Americans view public schools in the same way they view members of Congress - they tend to love theirs and hate everyone else's
Pete Bylsma, a lifelong educator who’s worked with organizations such as the Gates Foundation and the Superintendent for the State of Washington to define what makes a “good” public school says this of the difficulty of providing a quality education: “Education isn’t rocket science - it’s actually a lot harder.” - the root of his statement coming from the fact that the laws of physics governing rocket science never change, whereas every school and classroom is different.
In a report he co-authored in 2007, Nine Characteristics of High Performing Schools , Bylsma and his colleague studied 25 schools in Washington State that were outperforming their peers to find out what, exactly, a good public school looks like. While the study picked from a wide variety of communities - urban, rural, high income, and low income - their similarities provide a template all schools can use to improve the quality of education nationwide, and a guide as to where districts should allocate funding.
You can find my full interview with Bylsma in the latest episode of You Don’t Have to Yell, via the recording below, on Apple Podcasts, or Spotify).
The characteristics Bylsma defined can be broken down into three buckets:
- High level objectives - Having a clear and shared focus, high standards and expectations.
- Processes - Collaboration and communication, alignment with state standards, and monitoring of learning and teaching.
- Supports - Focused professional development, a supportive learning environment, and family and community involvement.
The most surprising thing about this report is what should be the least surprising thing - that the people in the building in charge of educating the students and the level of collaboration between the school and those outside - the families and the community they live in - make the biggest contribution to student success.
Getting back to Bylsma’s comparison with rocket science, each school is different and each class within each school is different, so students do best when the bar is set high and the people instructing them are given the professional development and support they need to teach to where they are.

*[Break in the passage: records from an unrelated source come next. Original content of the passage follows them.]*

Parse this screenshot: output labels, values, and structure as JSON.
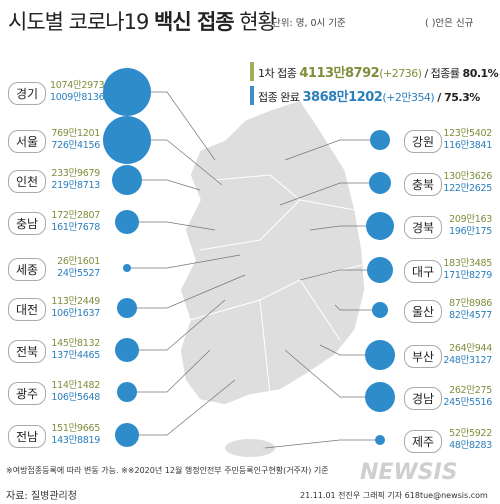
{
  "header": {
    "title_part1": "시도별 코로나19",
    "title_bold": "백신 접종",
    "title_part2": "현황",
    "unit": "단위: 명, 0시 기준",
    "note": "( )안은 신규"
  },
  "summary": {
    "first_label": "1차 접종",
    "first_value": "4113만8792",
    "first_new": "(+2736)",
    "first_rate_label": "/ 접종률",
    "first_rate": "80.1%",
    "done_label": "접종 완료",
    "done_value": "3868만1202",
    "done_new": "(+2만354)",
    "done_rate": "/ 75.3%"
  },
  "regions_left": [
    {
      "name": "경기",
      "first": "1074만2973",
      "done": "1009만8136"
    },
    {
      "name": "서울",
      "first": "769만1201",
      "done": "726만4156"
    },
    {
      "name": "인천",
      "first": "233만9679",
      "done": "219만8713"
    },
    {
      "name": "충남",
      "first": "172만2807",
      "done": "161만7678"
    },
    {
      "name": "세종",
      "first": "26만1601",
      "done": "24만5527"
    },
    {
      "name": "대전",
      "first": "113만2449",
      "done": "106만1637"
    },
    {
      "name": "전북",
      "first": "145만8132",
      "done": "137만4465"
    },
    {
      "name": "광주",
      "first": "114만1482",
      "done": "106만5648"
    },
    {
      "name": "전남",
      "first": "151만9665",
      "done": "143만8819"
    }
  ],
  "regions_right": [
    {
      "name": "강원",
      "first": "123만5402",
      "done": "116만3841"
    },
    {
      "name": "충북",
      "first": "130만3626",
      "done": "122만2625"
    },
    {
      "name": "경북",
      "first": "209만163",
      "done": "196만175"
    },
    {
      "name": "대구",
      "first": "183만3485",
      "done": "171만8279"
    },
    {
      "name": "울산",
      "first": "87만8986",
      "done": "82만4577"
    },
    {
      "name": "부산",
      "first": "264만944",
      "done": "248만3127"
    },
    {
      "name": "경남",
      "first": "262만275",
      "done": "245만5516"
    },
    {
      "name": "제주",
      "first": "52만5922",
      "done": "48만8283"
    }
  ],
  "footer": {
    "note": "※여방접종등록에 따라 변동 가능. ※※2020년 12월 행정안전부 주민등록인구현황(거주자) 기준",
    "source": "자료: 질병관리청",
    "credit": "21.11.01 전진우 그래픽 기자 618tue@newsis.com",
    "logo": "NEWSIS"
  }
}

One of the ways in which teaching is harder than rocket science is that rocket scientists don’t have a peanut gallery of voters, politicians, and (sometimes dubious) outside interests chiming in on how they should do their job. Many of the reforms commonly called for in education - such as technology and smaller class sizes - have a minimal effect on the quality of education, and yet have an outsized presence in the conversation around improving the system.
What Bylsma’s report boils down to is this - students do better when given access to better quality teaching, and teachers do better when the focus is on helping them get better at their jobs rather than telling them how to do it. This part isn’t rocket science, it’s actually a lot easier.